The ultimate expression of the Camaro is the ZL1 with the 1LE Performance Package, which is capable of blitzing around the infamous 12.9-mile Nurburgring racetrack in Germany in 7 minutes and 16 seconds. The package most notably adds to the ZL1 a gigantic rear wing and front splitter for maximum aerodynamic downforce, along with weight reductions, exhaust upgrades, thick and sticky tires and a new suspension. The result is grip for days combined with more power than can be reasonably use at most race tracks, giving a fantastic amount of performance for a sum well short of six figures.
The 2018 Camaro continues to build on the major retro-inspired redesign that first hit the streets with the previous generation, although it is sleeker and meaner. It looks fast, even when sitting still, much like a concept rather than a production vehicle. Unfortunately, the stylish high door sills and low roof that add to this feel also make the Camaro notoriously difficult to see out of, a carryover from the previous generation. Overall, it looks less like a muscle car and more like a sports car, which is important for a car that is trying to prove that it is in fact a sports car.
Inside, the Camaro is actually well laid out, with better materials and design elements that feel modern, but there's still a lot of plastic that doesn't look particularly high end.

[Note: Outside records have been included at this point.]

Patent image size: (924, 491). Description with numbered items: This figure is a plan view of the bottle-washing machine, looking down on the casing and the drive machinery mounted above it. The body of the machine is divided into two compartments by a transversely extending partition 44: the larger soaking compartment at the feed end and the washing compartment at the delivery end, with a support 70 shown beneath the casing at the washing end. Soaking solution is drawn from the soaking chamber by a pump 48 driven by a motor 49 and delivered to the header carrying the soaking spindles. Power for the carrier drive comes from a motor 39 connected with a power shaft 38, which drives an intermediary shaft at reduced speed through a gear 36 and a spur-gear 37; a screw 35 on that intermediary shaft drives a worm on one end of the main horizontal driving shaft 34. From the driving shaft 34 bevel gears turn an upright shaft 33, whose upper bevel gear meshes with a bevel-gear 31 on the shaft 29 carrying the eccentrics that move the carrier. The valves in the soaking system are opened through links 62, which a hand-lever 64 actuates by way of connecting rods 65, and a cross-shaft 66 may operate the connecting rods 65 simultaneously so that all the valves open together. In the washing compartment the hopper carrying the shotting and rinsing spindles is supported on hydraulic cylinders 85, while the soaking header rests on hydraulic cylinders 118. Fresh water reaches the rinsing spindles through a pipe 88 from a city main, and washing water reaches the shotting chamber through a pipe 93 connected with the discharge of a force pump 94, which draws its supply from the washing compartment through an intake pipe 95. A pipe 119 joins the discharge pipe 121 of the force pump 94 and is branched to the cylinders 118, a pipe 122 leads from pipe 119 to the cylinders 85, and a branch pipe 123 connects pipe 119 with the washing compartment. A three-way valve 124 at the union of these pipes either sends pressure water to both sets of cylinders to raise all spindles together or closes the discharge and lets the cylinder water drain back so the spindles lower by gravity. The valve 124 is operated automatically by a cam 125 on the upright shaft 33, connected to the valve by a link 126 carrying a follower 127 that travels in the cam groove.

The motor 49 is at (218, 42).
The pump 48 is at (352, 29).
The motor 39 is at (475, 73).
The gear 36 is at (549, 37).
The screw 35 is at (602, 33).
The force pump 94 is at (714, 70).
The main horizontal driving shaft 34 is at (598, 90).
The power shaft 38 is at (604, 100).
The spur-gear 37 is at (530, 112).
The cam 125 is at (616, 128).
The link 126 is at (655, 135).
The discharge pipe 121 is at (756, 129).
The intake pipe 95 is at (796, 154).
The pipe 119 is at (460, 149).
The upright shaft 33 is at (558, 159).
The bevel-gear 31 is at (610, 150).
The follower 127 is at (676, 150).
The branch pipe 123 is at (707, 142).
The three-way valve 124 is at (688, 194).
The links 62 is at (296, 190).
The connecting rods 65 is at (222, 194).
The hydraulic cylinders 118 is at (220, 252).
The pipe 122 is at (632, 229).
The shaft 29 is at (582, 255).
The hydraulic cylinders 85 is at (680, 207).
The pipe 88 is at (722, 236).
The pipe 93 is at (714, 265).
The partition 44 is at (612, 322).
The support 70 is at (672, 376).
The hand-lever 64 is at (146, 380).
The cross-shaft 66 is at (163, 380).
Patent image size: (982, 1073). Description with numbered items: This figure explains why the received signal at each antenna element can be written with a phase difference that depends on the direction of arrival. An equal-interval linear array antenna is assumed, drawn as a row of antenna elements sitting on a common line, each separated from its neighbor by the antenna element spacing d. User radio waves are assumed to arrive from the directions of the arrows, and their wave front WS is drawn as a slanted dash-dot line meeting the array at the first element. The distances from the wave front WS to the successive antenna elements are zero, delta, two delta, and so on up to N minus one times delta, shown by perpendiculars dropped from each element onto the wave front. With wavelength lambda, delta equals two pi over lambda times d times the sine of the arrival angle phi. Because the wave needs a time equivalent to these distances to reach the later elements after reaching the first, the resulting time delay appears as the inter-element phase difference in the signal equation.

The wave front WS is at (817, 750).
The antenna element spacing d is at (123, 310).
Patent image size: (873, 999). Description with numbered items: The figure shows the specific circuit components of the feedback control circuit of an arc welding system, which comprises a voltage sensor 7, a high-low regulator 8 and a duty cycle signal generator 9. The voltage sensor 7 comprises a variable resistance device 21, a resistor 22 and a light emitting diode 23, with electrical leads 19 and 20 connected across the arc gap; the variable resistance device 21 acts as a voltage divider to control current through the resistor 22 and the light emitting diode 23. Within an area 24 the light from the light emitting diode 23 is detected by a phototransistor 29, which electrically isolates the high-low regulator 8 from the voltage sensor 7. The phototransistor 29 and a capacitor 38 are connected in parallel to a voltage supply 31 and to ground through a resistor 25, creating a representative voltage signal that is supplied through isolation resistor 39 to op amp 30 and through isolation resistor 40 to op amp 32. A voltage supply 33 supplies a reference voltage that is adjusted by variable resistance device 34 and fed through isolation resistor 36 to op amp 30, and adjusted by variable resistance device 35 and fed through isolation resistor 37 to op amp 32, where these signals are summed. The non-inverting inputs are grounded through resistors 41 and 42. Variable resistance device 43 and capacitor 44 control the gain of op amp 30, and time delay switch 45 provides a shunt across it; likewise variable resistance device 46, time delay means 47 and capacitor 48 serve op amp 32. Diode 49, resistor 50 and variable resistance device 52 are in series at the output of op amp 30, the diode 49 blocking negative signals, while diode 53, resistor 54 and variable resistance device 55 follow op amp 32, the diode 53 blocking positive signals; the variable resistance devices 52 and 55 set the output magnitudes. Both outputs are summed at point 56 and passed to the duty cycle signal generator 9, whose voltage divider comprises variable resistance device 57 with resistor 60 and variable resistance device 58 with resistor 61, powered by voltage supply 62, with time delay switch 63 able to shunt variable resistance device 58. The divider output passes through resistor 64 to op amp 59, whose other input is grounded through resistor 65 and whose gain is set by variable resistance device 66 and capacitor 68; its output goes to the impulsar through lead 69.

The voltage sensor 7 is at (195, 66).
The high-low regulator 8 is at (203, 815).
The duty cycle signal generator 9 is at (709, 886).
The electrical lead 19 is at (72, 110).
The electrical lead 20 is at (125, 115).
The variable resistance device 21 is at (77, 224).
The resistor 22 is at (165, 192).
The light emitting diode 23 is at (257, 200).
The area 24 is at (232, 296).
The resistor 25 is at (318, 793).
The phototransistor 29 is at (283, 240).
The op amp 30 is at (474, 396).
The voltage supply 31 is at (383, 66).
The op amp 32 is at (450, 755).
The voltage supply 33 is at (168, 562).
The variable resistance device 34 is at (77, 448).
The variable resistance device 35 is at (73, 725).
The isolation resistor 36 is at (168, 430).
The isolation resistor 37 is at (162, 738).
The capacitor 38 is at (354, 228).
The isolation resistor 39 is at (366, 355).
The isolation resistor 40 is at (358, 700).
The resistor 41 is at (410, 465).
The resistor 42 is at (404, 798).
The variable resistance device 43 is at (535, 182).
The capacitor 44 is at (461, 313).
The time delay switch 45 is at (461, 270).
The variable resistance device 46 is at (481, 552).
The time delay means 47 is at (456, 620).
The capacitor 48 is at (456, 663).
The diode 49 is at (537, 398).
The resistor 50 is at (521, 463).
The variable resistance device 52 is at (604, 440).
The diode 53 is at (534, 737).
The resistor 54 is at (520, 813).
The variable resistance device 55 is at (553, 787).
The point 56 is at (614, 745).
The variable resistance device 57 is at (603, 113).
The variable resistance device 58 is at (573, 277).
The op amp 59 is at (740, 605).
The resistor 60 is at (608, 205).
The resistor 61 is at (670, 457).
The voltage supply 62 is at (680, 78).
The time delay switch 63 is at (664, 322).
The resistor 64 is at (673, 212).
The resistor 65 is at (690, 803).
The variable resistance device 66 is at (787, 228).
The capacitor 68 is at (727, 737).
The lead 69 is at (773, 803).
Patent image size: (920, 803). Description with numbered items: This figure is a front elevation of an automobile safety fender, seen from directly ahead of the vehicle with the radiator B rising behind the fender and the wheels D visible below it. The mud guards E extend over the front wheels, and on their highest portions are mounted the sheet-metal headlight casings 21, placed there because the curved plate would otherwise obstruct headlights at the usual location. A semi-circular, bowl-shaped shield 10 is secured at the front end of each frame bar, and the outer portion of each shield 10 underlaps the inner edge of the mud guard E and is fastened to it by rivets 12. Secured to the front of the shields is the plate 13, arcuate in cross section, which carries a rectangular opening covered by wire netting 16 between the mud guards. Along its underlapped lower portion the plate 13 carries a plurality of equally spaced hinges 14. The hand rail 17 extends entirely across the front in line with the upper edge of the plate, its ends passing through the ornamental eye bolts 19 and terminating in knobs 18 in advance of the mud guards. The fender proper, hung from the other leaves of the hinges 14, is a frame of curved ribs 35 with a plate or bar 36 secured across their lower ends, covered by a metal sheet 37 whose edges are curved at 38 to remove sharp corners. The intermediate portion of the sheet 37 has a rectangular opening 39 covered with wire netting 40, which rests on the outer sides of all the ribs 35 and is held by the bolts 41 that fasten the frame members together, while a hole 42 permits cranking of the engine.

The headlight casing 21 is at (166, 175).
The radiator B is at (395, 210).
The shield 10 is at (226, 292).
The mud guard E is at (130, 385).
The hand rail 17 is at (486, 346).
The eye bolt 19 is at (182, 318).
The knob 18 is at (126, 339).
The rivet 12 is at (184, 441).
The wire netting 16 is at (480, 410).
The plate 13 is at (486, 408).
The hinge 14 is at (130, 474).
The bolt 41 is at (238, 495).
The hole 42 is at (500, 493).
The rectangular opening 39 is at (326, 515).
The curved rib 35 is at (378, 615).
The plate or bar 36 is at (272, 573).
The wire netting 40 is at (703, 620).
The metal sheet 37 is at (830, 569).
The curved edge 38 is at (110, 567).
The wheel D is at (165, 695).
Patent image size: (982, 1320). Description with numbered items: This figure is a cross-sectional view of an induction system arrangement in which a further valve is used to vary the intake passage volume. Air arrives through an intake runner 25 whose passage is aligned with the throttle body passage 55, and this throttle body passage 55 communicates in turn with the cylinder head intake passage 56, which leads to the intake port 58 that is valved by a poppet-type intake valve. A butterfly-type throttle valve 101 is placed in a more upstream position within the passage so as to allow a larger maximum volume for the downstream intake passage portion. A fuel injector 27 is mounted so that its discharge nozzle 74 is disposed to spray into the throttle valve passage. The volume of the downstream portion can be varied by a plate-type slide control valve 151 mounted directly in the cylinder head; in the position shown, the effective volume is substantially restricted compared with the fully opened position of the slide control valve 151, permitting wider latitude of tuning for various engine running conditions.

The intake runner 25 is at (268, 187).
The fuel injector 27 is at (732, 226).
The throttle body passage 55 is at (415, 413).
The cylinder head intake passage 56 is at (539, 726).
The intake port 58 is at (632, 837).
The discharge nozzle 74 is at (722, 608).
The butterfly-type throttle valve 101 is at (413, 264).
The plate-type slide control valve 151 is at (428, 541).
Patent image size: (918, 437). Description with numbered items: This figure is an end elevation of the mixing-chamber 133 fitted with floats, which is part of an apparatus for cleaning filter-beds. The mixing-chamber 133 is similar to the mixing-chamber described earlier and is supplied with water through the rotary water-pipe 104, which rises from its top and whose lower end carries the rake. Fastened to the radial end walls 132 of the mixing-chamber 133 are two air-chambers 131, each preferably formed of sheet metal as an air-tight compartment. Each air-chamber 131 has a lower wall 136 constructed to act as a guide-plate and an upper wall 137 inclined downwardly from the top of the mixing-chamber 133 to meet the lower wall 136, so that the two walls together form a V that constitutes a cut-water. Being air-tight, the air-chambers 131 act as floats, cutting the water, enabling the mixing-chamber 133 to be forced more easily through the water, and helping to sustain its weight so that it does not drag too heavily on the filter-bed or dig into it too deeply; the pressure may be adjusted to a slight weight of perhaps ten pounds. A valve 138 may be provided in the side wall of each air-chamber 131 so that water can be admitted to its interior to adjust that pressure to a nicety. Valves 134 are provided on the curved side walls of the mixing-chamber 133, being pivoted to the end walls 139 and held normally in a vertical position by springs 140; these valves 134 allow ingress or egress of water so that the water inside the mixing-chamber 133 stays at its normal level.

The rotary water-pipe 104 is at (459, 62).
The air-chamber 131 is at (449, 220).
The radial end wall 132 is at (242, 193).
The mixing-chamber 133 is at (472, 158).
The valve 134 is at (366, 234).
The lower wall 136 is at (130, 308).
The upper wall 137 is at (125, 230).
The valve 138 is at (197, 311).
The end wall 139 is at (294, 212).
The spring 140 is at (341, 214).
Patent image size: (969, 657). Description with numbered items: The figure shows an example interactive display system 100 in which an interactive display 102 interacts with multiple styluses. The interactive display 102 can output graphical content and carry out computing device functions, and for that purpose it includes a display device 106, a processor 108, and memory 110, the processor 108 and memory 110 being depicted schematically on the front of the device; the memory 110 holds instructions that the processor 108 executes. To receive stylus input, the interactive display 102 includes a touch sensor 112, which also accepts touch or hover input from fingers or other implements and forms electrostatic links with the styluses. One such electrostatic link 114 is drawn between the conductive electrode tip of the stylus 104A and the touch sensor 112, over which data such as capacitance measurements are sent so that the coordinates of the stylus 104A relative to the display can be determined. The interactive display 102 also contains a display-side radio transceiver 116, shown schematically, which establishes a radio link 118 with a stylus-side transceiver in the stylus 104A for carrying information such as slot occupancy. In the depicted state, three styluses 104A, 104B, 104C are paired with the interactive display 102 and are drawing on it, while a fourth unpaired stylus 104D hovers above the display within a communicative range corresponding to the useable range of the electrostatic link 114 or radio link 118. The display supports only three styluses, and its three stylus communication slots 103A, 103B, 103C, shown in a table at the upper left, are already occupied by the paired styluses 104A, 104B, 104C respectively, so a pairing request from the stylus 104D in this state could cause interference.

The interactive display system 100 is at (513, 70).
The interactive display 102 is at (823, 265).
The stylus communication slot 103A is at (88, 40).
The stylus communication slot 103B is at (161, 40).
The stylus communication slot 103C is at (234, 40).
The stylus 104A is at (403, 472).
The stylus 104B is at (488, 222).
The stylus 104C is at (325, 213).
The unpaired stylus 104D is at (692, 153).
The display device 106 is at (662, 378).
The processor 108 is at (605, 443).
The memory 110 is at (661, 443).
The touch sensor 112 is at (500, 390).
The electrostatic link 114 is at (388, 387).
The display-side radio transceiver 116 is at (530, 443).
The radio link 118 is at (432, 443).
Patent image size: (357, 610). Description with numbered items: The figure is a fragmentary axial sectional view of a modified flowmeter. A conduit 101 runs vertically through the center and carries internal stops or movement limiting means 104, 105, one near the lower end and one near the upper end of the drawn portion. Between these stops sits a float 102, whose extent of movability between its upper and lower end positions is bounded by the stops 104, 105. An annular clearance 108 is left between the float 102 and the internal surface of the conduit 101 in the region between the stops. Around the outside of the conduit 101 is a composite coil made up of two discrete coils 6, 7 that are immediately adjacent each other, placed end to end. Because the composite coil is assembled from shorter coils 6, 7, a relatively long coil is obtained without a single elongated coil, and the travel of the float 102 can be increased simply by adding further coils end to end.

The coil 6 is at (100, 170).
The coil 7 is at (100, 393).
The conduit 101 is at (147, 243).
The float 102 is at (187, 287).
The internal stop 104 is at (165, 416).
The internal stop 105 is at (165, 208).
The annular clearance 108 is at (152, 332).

The rear seats are only really there for looks, and the trunk isn't going to hold a ton of stuff. The front seats are comfortable and supportive, and the optional Recaros are well bolstered for high-G cornering. Overall it's nice, but no one will be tricked into thinking they are in anything but a Chevy.
The Best and Worst Things
The latest generation Camaro offers a ton of performance for the price, and it can easily take on sports cars with higher pedigrees and higher price tags. Also, the different options allow a Camaro buyer to configure it to be the car they want. Want a reasonably priced, track day-capable daily driver that can shame an M4? Get a 1SS coupe with the 1LE package. Want a Camaro that's pretty fast but more focused on cruising and having fun? Get the 2LE convertible with a V6 and the automatic transmission.
However, the Camaro seriously suffers from limited visibility. You just can't see that much out the sides and back, which can be difficult to get used to. It's not practical either, and we wonder why the vestigial rear seats are still there, as they add weight and take up room that could be used for a parcel shelf.
The Camaro is perfect for people who want a daily driver capable of a fun time at the local track day, or someone who wants to have a bit more fun on their daily commute. There's something to be said for people without kids buying an unpractical convertible to take advantage of their lack of responsibilities. More people should do this.
If you're ever responsible for hauling of more than one other human, don't buy the Camaro. It's cruel and unusual, and you'd be better off with a hot hatch or sport sedan.
The Bottom Line
The Camaro is a highly capable sports car that defies the old logic that American vehicles can't corner well. This is a car that can keep up with almost any sports car out there in one trim level or another. It also remains an affordable option, even if that cheapness can creep up to higher trim levels. At the end of the day, don't underestimate the Camaro, because it is very good at what it does.